One Step At a Time

I really want to work on a couple of things for myself. I don’t know if I will succeed or fail. I don’t know if they will turn out well or go poorly. I only hope along the way I will find the support and strength I need to accomplish them. I want to improve my life again instead. I want to win a battle for once instead of all the negative emotions and thoughts. I love darkness, but not that kind! I don’t want to be overshadowed by them.

I want to make the crossbars for my Marionette, Puppet, Xiaomuou (小木偶) persona.

I want to lose weight. Over all goal would be to get down to 70 kgs again but my starting goal will be to go below 80 kgs.

After I have lost the weight, I want to make the rest of the outfit for my persona.

I want to work on my socialization skills. I don’t need (nor do I want) a million friends. I do, however, want and need a few very close connections to people. I want to apply much more effort to this but I have to get back into the game. I’ve sat alone far too long. I have to remember how to think more about other people again.

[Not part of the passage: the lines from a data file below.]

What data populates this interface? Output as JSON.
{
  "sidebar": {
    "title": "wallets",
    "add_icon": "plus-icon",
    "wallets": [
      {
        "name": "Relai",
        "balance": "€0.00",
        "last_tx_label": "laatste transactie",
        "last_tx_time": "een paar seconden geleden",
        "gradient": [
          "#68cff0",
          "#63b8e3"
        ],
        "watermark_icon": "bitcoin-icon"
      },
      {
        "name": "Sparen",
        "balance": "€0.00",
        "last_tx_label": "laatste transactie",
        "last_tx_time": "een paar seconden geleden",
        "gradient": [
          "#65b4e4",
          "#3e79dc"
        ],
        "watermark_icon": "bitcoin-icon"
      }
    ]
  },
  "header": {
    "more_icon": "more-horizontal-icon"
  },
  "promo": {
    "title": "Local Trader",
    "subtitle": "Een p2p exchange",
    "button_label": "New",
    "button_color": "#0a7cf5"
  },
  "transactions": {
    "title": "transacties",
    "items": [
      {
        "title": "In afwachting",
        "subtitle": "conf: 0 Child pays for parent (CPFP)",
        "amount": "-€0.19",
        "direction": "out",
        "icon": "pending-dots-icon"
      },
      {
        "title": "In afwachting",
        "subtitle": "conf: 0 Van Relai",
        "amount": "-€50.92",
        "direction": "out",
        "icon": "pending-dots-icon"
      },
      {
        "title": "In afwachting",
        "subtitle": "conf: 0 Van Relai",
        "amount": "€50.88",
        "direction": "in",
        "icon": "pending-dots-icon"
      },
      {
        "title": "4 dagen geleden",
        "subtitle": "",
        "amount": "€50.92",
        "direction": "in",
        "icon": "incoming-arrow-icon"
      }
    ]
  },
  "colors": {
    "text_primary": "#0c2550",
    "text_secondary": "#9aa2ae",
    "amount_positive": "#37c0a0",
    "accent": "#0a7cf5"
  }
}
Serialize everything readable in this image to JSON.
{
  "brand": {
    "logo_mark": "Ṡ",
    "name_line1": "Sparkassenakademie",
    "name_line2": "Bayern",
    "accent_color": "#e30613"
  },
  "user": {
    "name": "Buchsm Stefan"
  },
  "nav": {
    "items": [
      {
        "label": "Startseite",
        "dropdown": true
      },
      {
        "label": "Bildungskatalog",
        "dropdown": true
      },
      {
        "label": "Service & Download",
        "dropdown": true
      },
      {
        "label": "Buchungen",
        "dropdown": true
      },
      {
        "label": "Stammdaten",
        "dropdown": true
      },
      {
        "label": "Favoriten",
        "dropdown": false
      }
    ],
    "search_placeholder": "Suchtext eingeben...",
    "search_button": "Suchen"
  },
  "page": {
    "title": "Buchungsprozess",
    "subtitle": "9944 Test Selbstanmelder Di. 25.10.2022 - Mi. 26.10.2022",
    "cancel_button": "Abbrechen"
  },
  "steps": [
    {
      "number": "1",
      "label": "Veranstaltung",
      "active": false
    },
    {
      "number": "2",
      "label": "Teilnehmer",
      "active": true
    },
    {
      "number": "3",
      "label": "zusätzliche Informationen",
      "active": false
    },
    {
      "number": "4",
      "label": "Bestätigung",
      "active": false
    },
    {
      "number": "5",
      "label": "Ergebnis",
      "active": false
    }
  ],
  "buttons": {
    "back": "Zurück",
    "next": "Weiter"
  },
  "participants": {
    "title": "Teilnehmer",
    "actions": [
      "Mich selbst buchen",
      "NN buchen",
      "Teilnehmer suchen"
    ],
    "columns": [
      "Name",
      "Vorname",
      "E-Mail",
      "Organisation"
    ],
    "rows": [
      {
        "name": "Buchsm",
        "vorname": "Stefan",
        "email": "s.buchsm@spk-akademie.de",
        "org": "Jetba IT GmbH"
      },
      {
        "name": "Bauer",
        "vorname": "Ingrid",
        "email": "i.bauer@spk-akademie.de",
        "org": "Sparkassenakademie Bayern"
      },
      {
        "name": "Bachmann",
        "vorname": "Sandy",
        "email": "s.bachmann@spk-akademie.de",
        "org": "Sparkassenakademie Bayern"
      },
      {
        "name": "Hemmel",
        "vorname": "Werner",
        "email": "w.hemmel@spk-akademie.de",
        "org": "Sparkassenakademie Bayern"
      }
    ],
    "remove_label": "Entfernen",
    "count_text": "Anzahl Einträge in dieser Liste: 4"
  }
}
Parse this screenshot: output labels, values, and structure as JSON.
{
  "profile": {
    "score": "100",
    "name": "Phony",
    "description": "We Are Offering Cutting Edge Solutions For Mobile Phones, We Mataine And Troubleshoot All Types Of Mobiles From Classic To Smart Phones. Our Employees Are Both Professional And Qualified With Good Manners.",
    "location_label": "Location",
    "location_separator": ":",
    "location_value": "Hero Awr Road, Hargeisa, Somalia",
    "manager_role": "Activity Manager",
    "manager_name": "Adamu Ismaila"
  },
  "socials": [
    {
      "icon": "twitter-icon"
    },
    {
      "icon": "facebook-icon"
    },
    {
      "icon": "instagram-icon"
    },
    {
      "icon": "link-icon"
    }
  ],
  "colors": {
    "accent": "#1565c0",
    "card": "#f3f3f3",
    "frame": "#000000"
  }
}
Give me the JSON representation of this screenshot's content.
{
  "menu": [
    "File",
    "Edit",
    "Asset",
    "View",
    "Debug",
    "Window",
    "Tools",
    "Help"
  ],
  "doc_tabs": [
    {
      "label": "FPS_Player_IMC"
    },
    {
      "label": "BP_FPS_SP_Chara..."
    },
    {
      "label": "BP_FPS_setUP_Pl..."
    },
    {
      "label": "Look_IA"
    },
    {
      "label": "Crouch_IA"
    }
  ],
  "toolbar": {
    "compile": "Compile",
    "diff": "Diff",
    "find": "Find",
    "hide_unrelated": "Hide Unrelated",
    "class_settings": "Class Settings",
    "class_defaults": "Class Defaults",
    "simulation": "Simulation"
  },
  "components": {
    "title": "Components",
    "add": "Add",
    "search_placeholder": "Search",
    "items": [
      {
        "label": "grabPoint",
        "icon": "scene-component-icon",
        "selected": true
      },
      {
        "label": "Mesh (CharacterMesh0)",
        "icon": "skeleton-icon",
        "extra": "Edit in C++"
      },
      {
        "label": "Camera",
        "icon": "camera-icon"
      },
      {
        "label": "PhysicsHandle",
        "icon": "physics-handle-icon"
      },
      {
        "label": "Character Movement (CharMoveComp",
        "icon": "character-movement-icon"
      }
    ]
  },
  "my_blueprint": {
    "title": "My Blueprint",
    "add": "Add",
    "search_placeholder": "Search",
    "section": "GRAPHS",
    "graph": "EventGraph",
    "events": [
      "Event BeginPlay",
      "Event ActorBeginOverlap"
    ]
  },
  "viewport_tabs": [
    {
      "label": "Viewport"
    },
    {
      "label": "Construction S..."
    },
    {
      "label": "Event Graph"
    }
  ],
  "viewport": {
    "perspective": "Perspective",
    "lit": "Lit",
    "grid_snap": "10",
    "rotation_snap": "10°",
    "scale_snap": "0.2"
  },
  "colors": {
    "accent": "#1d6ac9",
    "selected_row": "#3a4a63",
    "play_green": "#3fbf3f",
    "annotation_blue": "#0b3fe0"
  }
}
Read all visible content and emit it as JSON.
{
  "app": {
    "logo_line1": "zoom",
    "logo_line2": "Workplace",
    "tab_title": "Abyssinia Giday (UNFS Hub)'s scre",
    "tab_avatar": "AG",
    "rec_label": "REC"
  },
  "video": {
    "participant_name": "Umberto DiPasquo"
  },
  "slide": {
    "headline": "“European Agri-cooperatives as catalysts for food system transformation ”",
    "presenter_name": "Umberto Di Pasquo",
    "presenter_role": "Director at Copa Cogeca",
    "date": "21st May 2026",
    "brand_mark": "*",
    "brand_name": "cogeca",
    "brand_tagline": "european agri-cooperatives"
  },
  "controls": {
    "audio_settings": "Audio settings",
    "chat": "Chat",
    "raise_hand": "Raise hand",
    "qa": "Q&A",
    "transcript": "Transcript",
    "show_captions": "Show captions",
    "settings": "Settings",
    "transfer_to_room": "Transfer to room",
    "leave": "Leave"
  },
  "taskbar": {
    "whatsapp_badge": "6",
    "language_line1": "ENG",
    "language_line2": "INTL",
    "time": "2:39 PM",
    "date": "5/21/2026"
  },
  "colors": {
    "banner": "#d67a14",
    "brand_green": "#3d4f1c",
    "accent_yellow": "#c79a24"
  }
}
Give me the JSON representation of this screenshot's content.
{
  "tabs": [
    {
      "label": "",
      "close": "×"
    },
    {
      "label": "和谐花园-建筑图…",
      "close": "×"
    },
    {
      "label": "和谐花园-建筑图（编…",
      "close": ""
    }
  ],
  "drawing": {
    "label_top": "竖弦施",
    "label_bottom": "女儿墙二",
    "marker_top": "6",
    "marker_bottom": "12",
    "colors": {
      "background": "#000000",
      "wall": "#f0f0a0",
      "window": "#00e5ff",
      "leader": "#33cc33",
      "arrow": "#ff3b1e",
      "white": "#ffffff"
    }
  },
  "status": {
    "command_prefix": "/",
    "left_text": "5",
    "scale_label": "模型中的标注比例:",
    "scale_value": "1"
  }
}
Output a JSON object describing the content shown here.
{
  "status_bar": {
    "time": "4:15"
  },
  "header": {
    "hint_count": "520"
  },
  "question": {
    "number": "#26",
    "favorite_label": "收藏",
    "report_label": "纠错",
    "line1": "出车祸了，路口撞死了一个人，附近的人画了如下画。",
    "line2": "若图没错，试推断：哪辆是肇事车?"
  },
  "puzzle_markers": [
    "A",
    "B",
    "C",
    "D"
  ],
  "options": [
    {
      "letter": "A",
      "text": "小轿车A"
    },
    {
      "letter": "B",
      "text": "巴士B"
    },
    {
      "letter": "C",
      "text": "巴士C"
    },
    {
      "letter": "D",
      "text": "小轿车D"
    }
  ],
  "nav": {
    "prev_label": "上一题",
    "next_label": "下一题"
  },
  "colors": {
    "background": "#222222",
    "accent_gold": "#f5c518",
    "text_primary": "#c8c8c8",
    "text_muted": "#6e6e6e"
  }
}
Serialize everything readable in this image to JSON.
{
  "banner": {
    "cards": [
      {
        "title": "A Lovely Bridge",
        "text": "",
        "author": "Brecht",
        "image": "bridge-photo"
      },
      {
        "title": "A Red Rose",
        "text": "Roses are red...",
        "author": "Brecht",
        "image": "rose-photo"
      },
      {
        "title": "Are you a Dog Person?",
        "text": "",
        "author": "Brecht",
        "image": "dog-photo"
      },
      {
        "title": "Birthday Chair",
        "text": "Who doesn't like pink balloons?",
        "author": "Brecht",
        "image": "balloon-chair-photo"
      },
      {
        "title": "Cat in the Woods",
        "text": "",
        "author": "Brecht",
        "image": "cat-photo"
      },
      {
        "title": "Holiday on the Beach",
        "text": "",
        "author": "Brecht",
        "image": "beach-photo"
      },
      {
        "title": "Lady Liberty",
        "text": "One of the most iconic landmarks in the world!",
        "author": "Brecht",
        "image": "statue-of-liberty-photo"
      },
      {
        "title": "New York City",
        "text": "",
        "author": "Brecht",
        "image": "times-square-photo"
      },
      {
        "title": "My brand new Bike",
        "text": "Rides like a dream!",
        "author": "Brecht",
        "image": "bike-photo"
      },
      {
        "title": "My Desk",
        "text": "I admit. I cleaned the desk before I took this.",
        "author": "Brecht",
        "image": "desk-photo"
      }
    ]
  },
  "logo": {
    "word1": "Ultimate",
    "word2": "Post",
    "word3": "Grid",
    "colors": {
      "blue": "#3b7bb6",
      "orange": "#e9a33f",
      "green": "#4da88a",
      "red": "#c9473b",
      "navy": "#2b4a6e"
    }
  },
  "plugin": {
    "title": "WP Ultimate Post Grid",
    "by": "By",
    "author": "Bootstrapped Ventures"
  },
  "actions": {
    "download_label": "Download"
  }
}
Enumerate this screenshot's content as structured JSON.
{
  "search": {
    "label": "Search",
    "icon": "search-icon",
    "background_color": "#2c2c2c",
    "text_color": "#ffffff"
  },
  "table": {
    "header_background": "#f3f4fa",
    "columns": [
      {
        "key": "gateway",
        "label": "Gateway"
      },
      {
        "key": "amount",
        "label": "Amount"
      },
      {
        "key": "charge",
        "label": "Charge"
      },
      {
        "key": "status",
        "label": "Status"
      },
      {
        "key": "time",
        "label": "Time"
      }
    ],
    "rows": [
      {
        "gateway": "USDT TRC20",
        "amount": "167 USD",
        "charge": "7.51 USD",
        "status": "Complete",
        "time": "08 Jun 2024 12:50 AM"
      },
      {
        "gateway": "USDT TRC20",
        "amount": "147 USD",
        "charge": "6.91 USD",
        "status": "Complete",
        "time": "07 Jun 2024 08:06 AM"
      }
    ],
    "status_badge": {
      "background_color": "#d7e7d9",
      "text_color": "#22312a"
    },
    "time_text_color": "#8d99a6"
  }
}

I also want to try some different communities or activities. Maybe some will prove to be disappointments or really not for me, but maybe something will prove to be good, or maybe somewhere I will meet someone interesting who sticks around.

I think this is enough of a start. There are many other things I would like to attain, but as they say “One step at at time.”

Comments (1)

JemimusJuly 11th, 2013 at 7:53 am

It sounds very much like the decision process I went through last year. In my case the social and relationship aspect being the main focus.